PayPal Taking One More Step Toward NFC
- PayPal launches 3.0 upgrade of its free Android mobile app and adds in further P2P NFC payment features. “Request Money” is the first NFC-based feature proposed by this player.
- For this new widget, PayPal has decided to retrieve payment information from a remote server (cloud) rather than store it on the mobile handsets.
- The user enters the amount he wishes to send and brings his phone closer to the recipient’s device; the later specifies his password to complete the transaction. As such, this solution may remind one of the feature called Bump launched in 2010 by PayPal. Nevertheless, Bump relies on sensors embedded in the mobile phone which actually have nothing to do with NFC.
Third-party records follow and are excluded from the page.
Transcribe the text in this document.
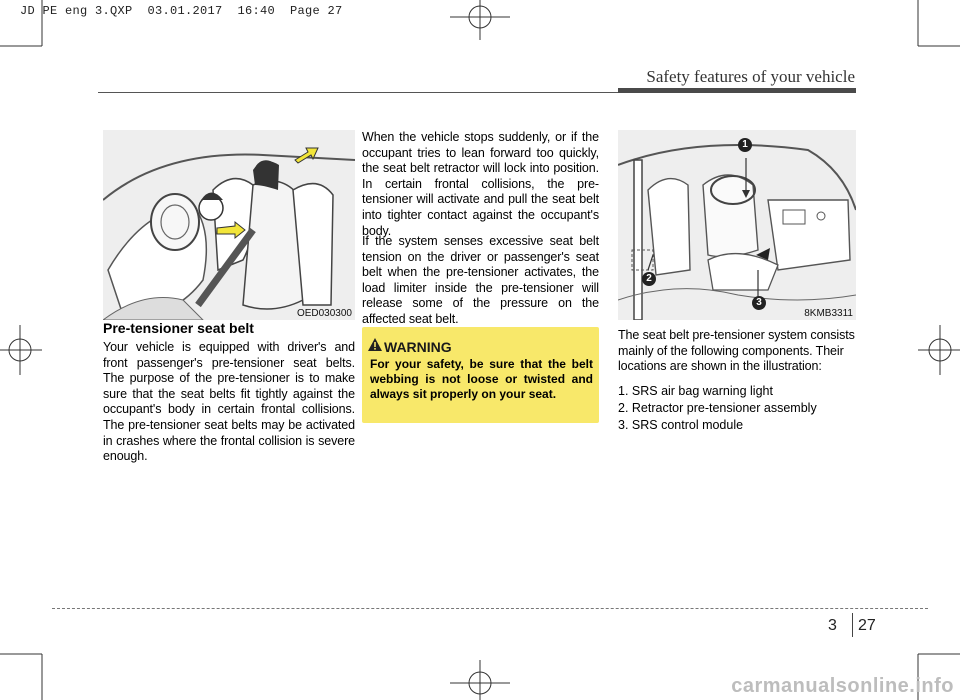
JD PE eng 3.QXP  03.01.2017  16:40  Page 27
Safety features of your vehicle
OED030300
Pre-tensioner seat belt

Your vehicle is equipped with driver's and front passenger's pre-tensioner seat belts. The purpose of the pre-tensioner is to make sure that the seat belts fit tightly against the occupant's body in certain frontal collisions. The pre-tensioner seat belts may be activated in crashes where the frontal collision is severe enough.

When the vehicle stops suddenly, or if the occupant tries to lean forward too quickly, the seat belt retractor will lock into position. In certain frontal collisions, the pre-tensioner will activate and pull the seat belt into tighter contact against the occupant's body.

If the system senses excessive seat belt tension on the driver or passenger's seat belt when the pre-tensioner activates, the load limiter inside the pre-tensioner will release some of the pressure on the affected seat belt.

WARNING

For your safety, be sure that the belt webbing is not loose or twisted and always sit properly on your seat.

1
2
3
8KMB3311

The seat belt pre-tensioner system consists mainly of the following components. Their locations are shown in the illustration:

1. SRS air bag warning light
2. Retractor pre-tensioner assembly
3. SRS control module
3 27
carmanualsonline.info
- In addition to the required two NFC-compatible Smartphones, an active PayPal account is needed to receive the funds. Payments are not charged if transferred from the sender’s bank account or from his PayPal account (fees however apply to payment card-based transfers).
- PayPal is slowly heading towards NFC, which however appears as one technology among others in its integration strategy. It may nevertheless seem that PayPal has opted for a cloud and contactless-oriented strategy, just like its rivals Google or ISIS.
- In addition to its will to be part of the physical acceptance sector, PayPal also asserts its ambitions to grow in the mobile payment sector: it has even reassessed its former calculations and deems it should have processed 3.5 billion dollars in mobile payments by the end of this year (five times more than in 2010).